LONDON – Scottish writer Ali Smith's "The Accidental" has been named novel of the year in Britain's prestigious Whitbread Book Awards.
Smith — best known as a short-story writer — won the best novel category Tuesday for her first full-length novel, the tale of an enigmatic young woman who disturbs a family's uneventful holiday in an English town.
Finalists included Nick Hornby's "A Long Way Down" and Salman Rushdie's "Shalimar the Clown."
The panel of judges described the book as "a glorious work of fiction that inspired both laughter and sadness and that none of us could stop reading."
Smith, 43, said it was "as great a surprise to have reached its final list as it was to be listed at all, especially on such a tough and wide-ranging shortlist and in a year when there's been such strong fiction.
"I still can't quite believe it.
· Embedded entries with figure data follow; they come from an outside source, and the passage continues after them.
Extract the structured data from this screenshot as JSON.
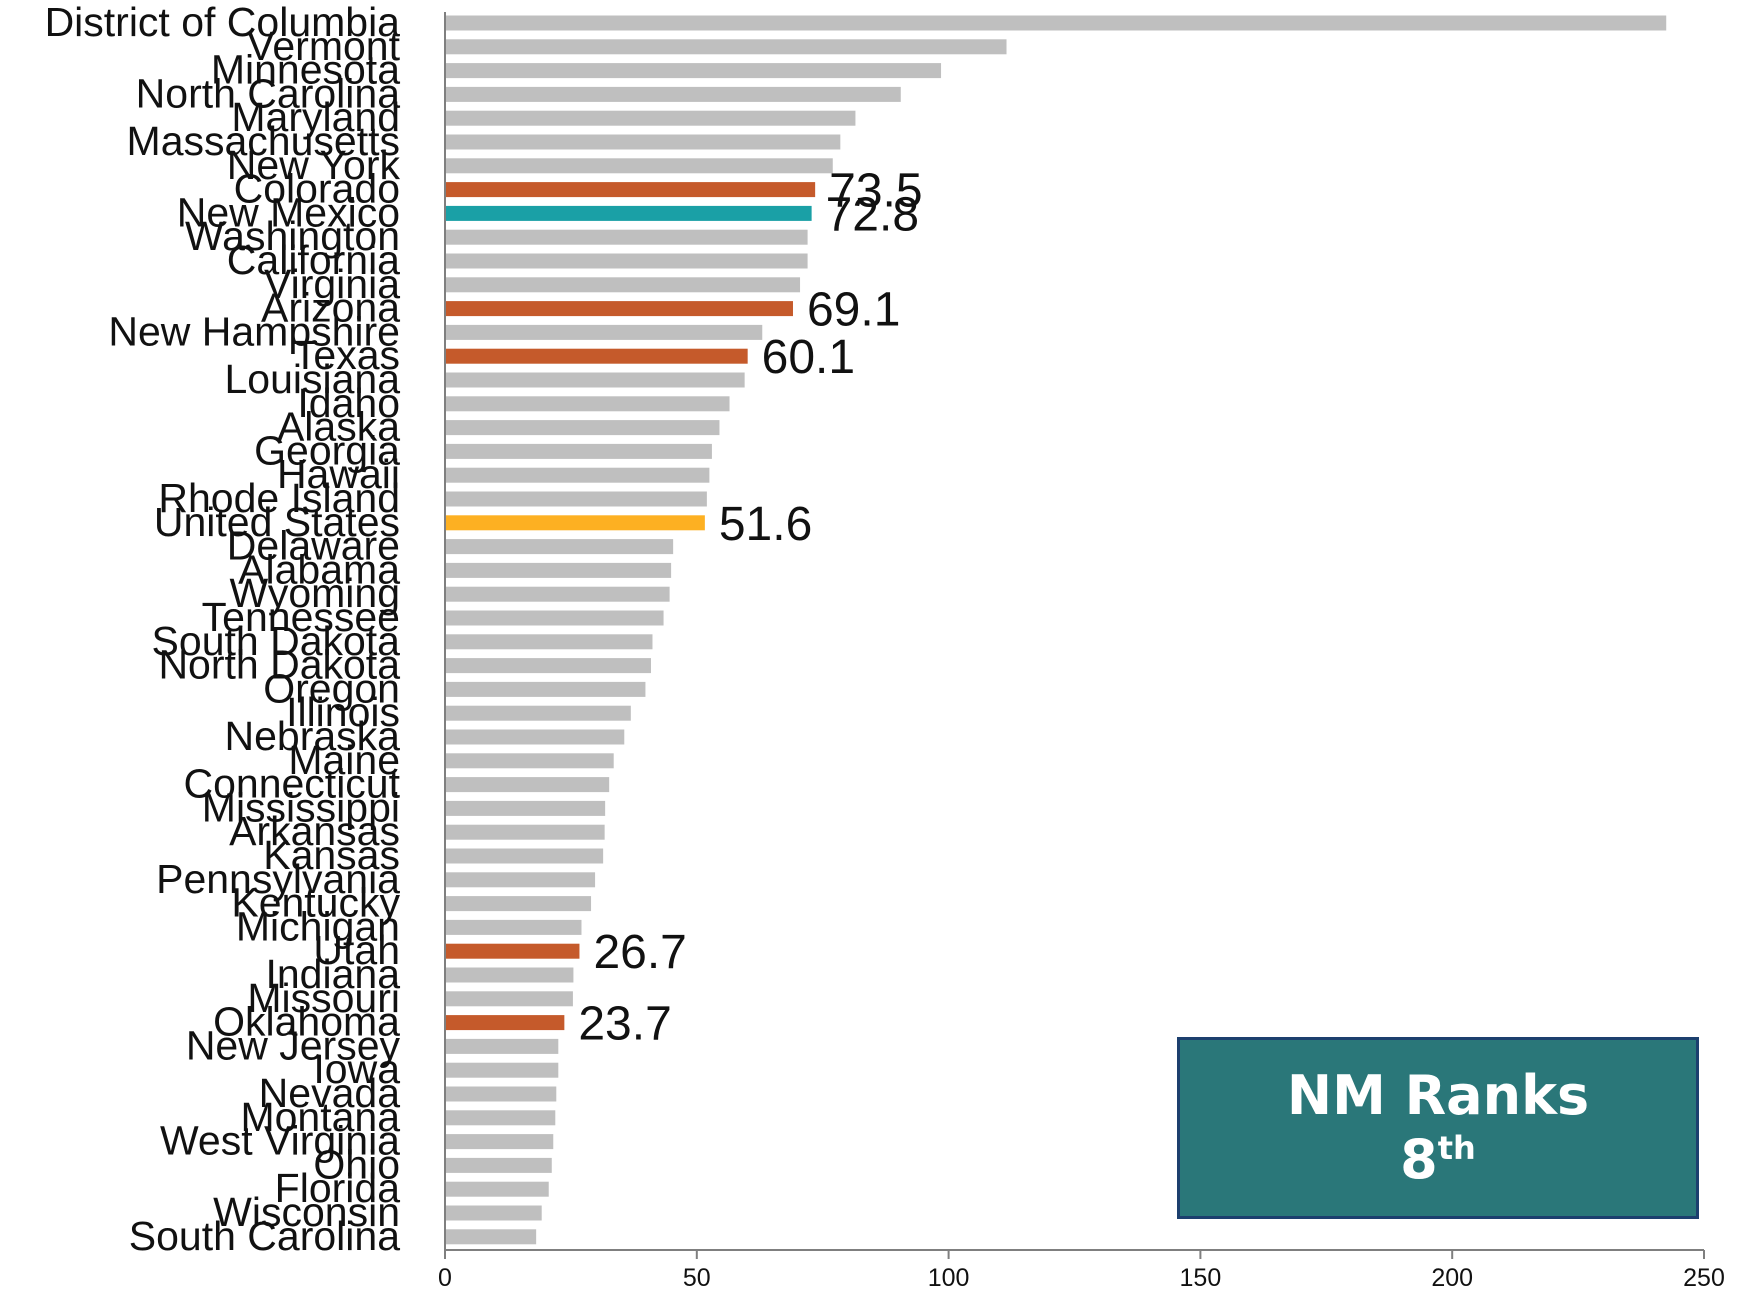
{
  "chart_data": {
    "type": "bar",
    "orientation": "horizontal",
    "categories": [
      "District of Columbia",
      "Vermont",
      "Minnesota",
      "North Carolina",
      "Maryland",
      "Massachusetts",
      "New York",
      "Colorado",
      "New Mexico",
      "Washington",
      "California",
      "Virginia",
      "Arizona",
      "New Hampshire",
      "Texas",
      "Louisiana",
      "Idaho",
      "Alaska",
      "Georgia",
      "Hawaii",
      "Rhode Island",
      "United States",
      "Delaware",
      "Alabama",
      "Wyoming",
      "Tennessee",
      "South Dakota",
      "North Dakota",
      "Oregon",
      "Illinois",
      "Nebraska",
      "Maine",
      "Connecticut",
      "Mississippi",
      "Arkansas",
      "Kansas",
      "Pennsylvania",
      "Kentucky",
      "Michigan",
      "Utah",
      "Indiana",
      "Missouri",
      "Oklahoma",
      "New Jersey",
      "Iowa",
      "Nevada",
      "Montana",
      "West Virginia",
      "Ohio",
      "Florida",
      "Wisconsin",
      "South Carolina"
    ],
    "values": [
      242.5,
      111.5,
      98.5,
      90.5,
      81.5,
      78.5,
      77,
      73.5,
      72.8,
      72,
      72,
      70.5,
      69.1,
      63,
      60.1,
      59.5,
      56.5,
      54.5,
      53,
      52.5,
      52,
      51.6,
      45.3,
      44.9,
      44.6,
      43.4,
      41.2,
      40.9,
      39.8,
      36.9,
      35.6,
      33.5,
      32.6,
      31.8,
      31.7,
      31.4,
      29.8,
      29,
      27.1,
      26.7,
      25.5,
      25.4,
      23.7,
      22.5,
      22.5,
      22.1,
      21.9,
      21.5,
      21.2,
      20.6,
      19.2,
      18.1
    ],
    "bar_colors": {
      "default": "#bfbfbf",
      "highlight": "#c55a2b",
      "focus": "#1aa0a6",
      "national": "#fdb022"
    },
    "color_groups": {
      "highlight": [
        "Colorado",
        "Arizona",
        "Texas",
        "Utah",
        "Oklahoma"
      ],
      "focus": [
        "New Mexico"
      ],
      "national": [
        "United States"
      ]
    },
    "data_labels": [
      {
        "category": "Colorado",
        "text": "73.5"
      },
      {
        "category": "New Mexico",
        "text": "72.8"
      },
      {
        "category": "Arizona",
        "text": "69.1"
      },
      {
        "category": "Texas",
        "text": "60.1"
      },
      {
        "category": "United States",
        "text": "51.6"
      },
      {
        "category": "Utah",
        "text": "26.7"
      },
      {
        "category": "Oklahoma",
        "text": "23.7"
      }
    ],
    "xlim": [
      0,
      250
    ],
    "xticks": [
      0,
      50,
      100,
      150,
      200,
      250
    ],
    "grid": false,
    "title": "",
    "xlabel": "",
    "ylabel": ""
  },
  "callout": {
    "title": "NM Ranks",
    "rank_number": "8",
    "rank_suffix": "th",
    "background": "#2a7779"
  }
}
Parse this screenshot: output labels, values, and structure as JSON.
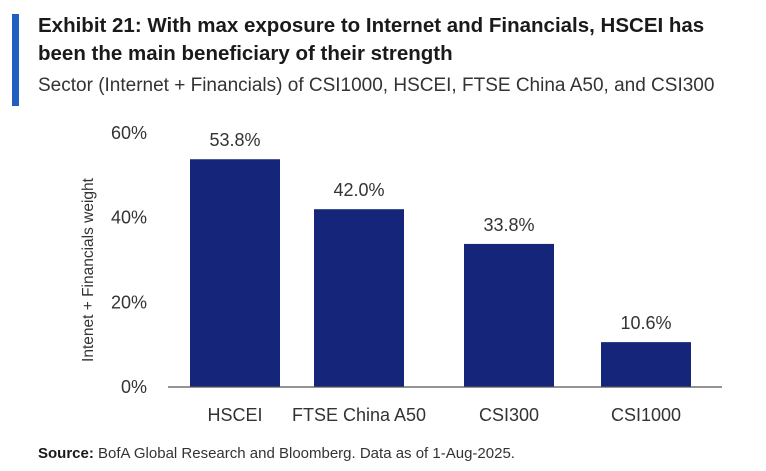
{
  "header": {
    "title": "Exhibit 21: With max exposure to Internet and Financials, HSCEI has been the main beneficiary of their strength",
    "subtitle": "Sector (Internet + Financials) of CSI1000, HSCEI, FTSE China A50, and CSI300"
  },
  "footer": {
    "source_label": "Source:",
    "source_text": "BofA Global Research and Bloomberg. Data as of 1-Aug-2025."
  },
  "colors": {
    "accent": "#1f5fbf",
    "bar": "#14257a",
    "axis": "#555555",
    "text": "#333333"
  },
  "chart_data": {
    "type": "bar",
    "title": "",
    "xlabel": "",
    "ylabel": "Intenet + Financials weight",
    "categories": [
      "HSCEI",
      "FTSE China A50",
      "CSI300",
      "CSI1000"
    ],
    "values": [
      53.8,
      42.0,
      33.8,
      10.6
    ],
    "value_labels": [
      "53.8%",
      "42.0%",
      "33.8%",
      "10.6%"
    ],
    "ylim": [
      0,
      60
    ],
    "yticks": [
      0,
      20,
      40,
      60
    ],
    "ytick_labels": [
      "0%",
      "20%",
      "40%",
      "60%"
    ],
    "grid": false,
    "legend": "none"
  }
}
I've been very lucky," said Smith, who has twice been shortlisted for the Booker Prize.
The Whitbread prizes are awarded in five categories — novel, first novel, poetry, biography and children's book.
Each category winner receives $8,700. One of the five will receive the $43,000 Whitbread Book of the Year Award on Jan. 24.
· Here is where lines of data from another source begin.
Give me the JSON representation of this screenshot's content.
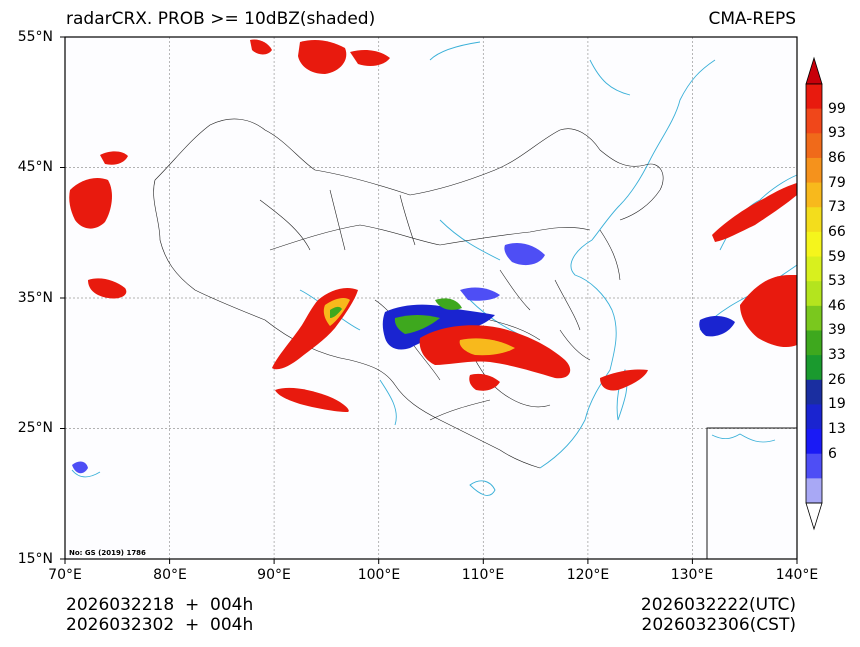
{
  "header": {
    "title_left": "radarCRX. PROB >= 10dBZ(shaded)",
    "title_right": "CMA-REPS"
  },
  "map": {
    "lon_ticks": [
      "70°E",
      "80°E",
      "90°E",
      "100°E",
      "110°E",
      "120°E",
      "130°E",
      "140°E"
    ],
    "lat_ticks": [
      "55°N",
      "45°N",
      "35°N",
      "25°N",
      "15°N"
    ],
    "map_notice": "No: GS (2019) 1786",
    "extent": {
      "lon_min": 70,
      "lon_max": 140,
      "lat_min": 15,
      "lat_max": 55
    }
  },
  "colorbar": {
    "labels": [
      "99",
      "93",
      "86",
      "79",
      "73",
      "66",
      "59",
      "53",
      "46",
      "39",
      "33",
      "26",
      "19",
      "13",
      "6"
    ],
    "colors": [
      "#e81a0e",
      "#f0471a",
      "#f06a1a",
      "#f5921c",
      "#f8b91c",
      "#f3dd1c",
      "#f5f51c",
      "#d8f01e",
      "#b4e41e",
      "#7ac81e",
      "#3ea81e",
      "#1a9a2e",
      "#1a2ea0",
      "#1a24d0",
      "#1a1af5",
      "#4e4ef5",
      "#a8a8f5"
    ]
  },
  "footer": {
    "init_utc_line": "2026032218  +  004h",
    "init_cst_line": "2026032302  +  004h",
    "valid_utc": "2026032222(UTC)",
    "valid_cst": "2026032306(CST)"
  }
}
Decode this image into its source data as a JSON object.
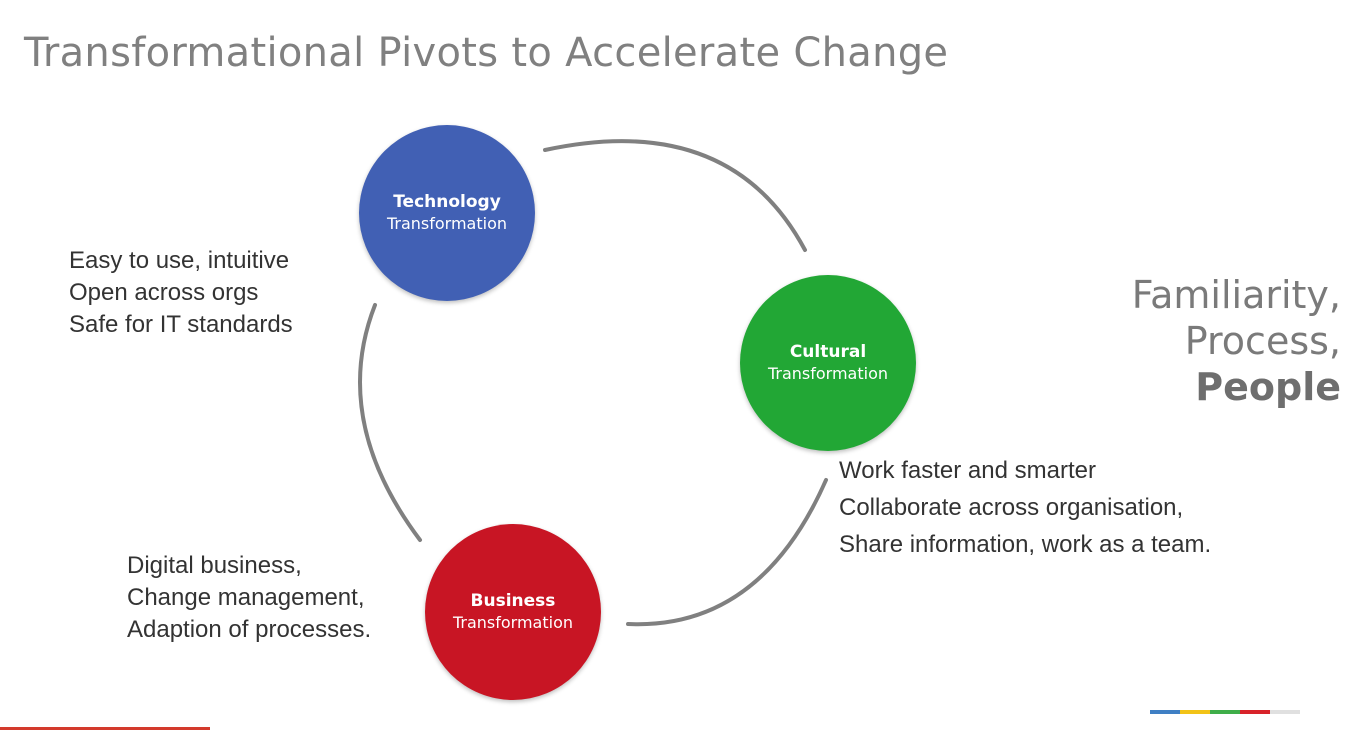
{
  "title": "Transformational Pivots to Accelerate Change",
  "nodes": {
    "technology": {
      "label_bold": "Technology",
      "label": "Transformation",
      "color": "#4160b4"
    },
    "cultural": {
      "label_bold": "Cultural",
      "label": "Transformation",
      "color": "#22a735"
    },
    "business": {
      "label_bold": "Business",
      "label": "Transformation",
      "color": "#c81524"
    }
  },
  "notes": {
    "technology": [
      "Easy to use, intuitive",
      "Open across orgs",
      "Safe for IT standards"
    ],
    "business": [
      "Digital business,",
      "Change management,",
      "Adaption of processes."
    ],
    "cultural": [
      "Work faster and smarter",
      "Collaborate across organisation,",
      "Share information, work as a team."
    ]
  },
  "side_text": [
    "Familiarity,",
    "Process,",
    "People"
  ],
  "colors": {
    "arc": "#808080",
    "brand_bar": [
      "#3f7fc4",
      "#f2c318",
      "#3fae49",
      "#d8232a",
      "#e0e0e0"
    ]
  }
}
The first novel award went to Malaysian-born Tash Aw for "The Harmony Silk Factory," set in his native country in the 1930s and 40s.
Christopher Logue won the poetry category for "Cold Calls," a modern reworking of Homer's "Iliad." Hilary Spurling took the biography prize for "Matisse the Master," while Kate Thompson's "The New Policeman" won the children's book award.
British retail and leisure group Whitbread Group PLC announced last year that it would no longer sponsor the prizes, which were founded in 1971 and are open to residents of Britain and the Republic of Ireland. A search is underway for a new backer.